Petróleo fecha em queda, com comércio global e estoques dos EUA ainda em foco

Petróleo fecha em queda, com comércio global e estoques dos EUA ainda em foco

Os contratos futuros de petróleo fecharam em território negativo, nesta quinta-feira, 31. A commodity chegou a mostrar ganhos no início da manhã, mas logo se firmou em território negativo, diante de novas dúvidas sobre o comércio global e ainda influenciada pela alta forte nos estoques de petróleo dos Estados Unidos no relatório semanal.

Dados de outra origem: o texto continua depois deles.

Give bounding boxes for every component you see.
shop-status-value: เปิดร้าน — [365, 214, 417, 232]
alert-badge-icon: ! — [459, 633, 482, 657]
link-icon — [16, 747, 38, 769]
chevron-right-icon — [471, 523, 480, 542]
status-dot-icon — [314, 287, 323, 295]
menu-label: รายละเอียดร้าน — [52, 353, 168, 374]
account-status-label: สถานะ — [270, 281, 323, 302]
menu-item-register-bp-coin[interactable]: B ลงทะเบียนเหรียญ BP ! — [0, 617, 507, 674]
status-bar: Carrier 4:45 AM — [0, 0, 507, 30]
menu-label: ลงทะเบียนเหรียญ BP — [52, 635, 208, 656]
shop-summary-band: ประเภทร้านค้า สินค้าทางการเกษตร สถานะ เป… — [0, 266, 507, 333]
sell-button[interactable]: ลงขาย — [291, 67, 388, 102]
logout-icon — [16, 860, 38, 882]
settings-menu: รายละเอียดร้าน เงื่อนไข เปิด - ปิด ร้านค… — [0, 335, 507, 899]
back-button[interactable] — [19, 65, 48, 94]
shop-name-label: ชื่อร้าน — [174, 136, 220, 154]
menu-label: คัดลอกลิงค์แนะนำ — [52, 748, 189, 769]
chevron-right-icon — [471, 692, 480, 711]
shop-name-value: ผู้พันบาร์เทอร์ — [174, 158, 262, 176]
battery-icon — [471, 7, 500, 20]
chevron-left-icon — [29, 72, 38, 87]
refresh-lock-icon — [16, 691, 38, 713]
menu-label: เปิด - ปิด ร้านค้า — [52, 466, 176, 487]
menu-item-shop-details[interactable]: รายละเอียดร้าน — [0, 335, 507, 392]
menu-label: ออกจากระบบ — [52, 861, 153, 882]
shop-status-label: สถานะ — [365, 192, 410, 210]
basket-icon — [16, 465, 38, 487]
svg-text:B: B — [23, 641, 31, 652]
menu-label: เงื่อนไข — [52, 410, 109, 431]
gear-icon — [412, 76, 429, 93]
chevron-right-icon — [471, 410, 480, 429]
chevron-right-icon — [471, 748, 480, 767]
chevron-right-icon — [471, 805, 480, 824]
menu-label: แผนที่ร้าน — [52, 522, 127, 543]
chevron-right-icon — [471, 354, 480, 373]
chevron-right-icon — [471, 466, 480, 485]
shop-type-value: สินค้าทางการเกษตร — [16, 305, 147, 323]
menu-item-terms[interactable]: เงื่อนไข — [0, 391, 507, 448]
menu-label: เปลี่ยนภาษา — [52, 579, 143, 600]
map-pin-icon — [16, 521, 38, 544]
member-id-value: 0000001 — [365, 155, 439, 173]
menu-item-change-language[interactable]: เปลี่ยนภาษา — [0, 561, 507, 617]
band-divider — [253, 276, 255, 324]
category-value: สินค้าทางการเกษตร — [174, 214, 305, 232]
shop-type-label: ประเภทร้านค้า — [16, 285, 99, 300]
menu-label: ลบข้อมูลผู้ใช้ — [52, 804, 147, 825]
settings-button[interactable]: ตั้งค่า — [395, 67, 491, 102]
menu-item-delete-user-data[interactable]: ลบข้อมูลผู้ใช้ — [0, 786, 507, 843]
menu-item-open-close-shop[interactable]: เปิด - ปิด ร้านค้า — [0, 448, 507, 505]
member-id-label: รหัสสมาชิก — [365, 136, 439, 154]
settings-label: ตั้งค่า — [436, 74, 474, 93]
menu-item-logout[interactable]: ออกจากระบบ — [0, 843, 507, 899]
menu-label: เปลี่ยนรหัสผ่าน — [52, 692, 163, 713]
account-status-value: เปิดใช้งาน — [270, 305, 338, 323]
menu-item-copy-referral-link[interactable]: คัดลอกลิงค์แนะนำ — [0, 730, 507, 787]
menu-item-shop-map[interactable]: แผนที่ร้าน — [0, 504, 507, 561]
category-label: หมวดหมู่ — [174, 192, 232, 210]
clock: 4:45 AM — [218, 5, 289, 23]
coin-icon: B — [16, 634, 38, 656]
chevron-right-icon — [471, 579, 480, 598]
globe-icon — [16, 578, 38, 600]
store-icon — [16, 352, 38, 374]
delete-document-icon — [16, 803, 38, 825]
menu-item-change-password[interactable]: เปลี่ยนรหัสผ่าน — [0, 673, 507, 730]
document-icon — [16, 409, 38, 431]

O petróleo WTI para dezembro fechou em queda de 1,60%, a US$ 54,18 o barril, na New York Mercantile Exchange (Nymex), e o Brent para janeiro teve baixa de 1,03%, a US$ 59,62 o barril, na Intercontinental Exchange (ICE). Em Nova York, o WTI atingiu a mínima de fechamento desde 22 de outubro para o contrato mais negociado, segundo a FactSet.

A queda do petróleo é a quarta consecutiva. Nesta semana, o óleo foi pressionado por um dado fraco de lucro industrial da China, pelo quadro de aumento nos estoques dos Estados Unidos e por dúvidas sobre a disputa comercial entre americanos e chineses.

Na sessão desta quinta, o fato de que os estoques de petróleo dos EUA tenham aumentado bem acima do esperado na última esperança, revelado na quarta-feira, continuou a influenciar, mas pesou sobretudo a cautela com o comércio, em um quadro também de temor com o excesso de oferta.

O presidente dos EUA, Donald Trump, afirmou que seu país e a China trabalham em busca de um novo lugar para assinar a fase 1 do acordo comercial bilateral, que em princípio poderia ocorrer em novembro durante a cúpula da Apec, no Chile, mas o evento foi cancelado devido aos protestos que têm ocorrido diariamente no país sul-americano.

A cautela, porém, prevaleceu nesta quinta após reportagem da Bloomberg segundo a qual autoridades chinesas têm dúvidas sobre a chance de se alcançar um acordo comercial abrangente de longo prazo com os americanos.

A queda no petróleo ocorreu apesar de problemas no fluxo do oleoduto Keystone. Diante da notícia, para o analista Warren Patterson, do ING, seria “difícil justificar” a fraqueza do dia de hoje, mas as dúvidas sobre o comércio e diante do excesso de oferta ainda assim prevalecerem.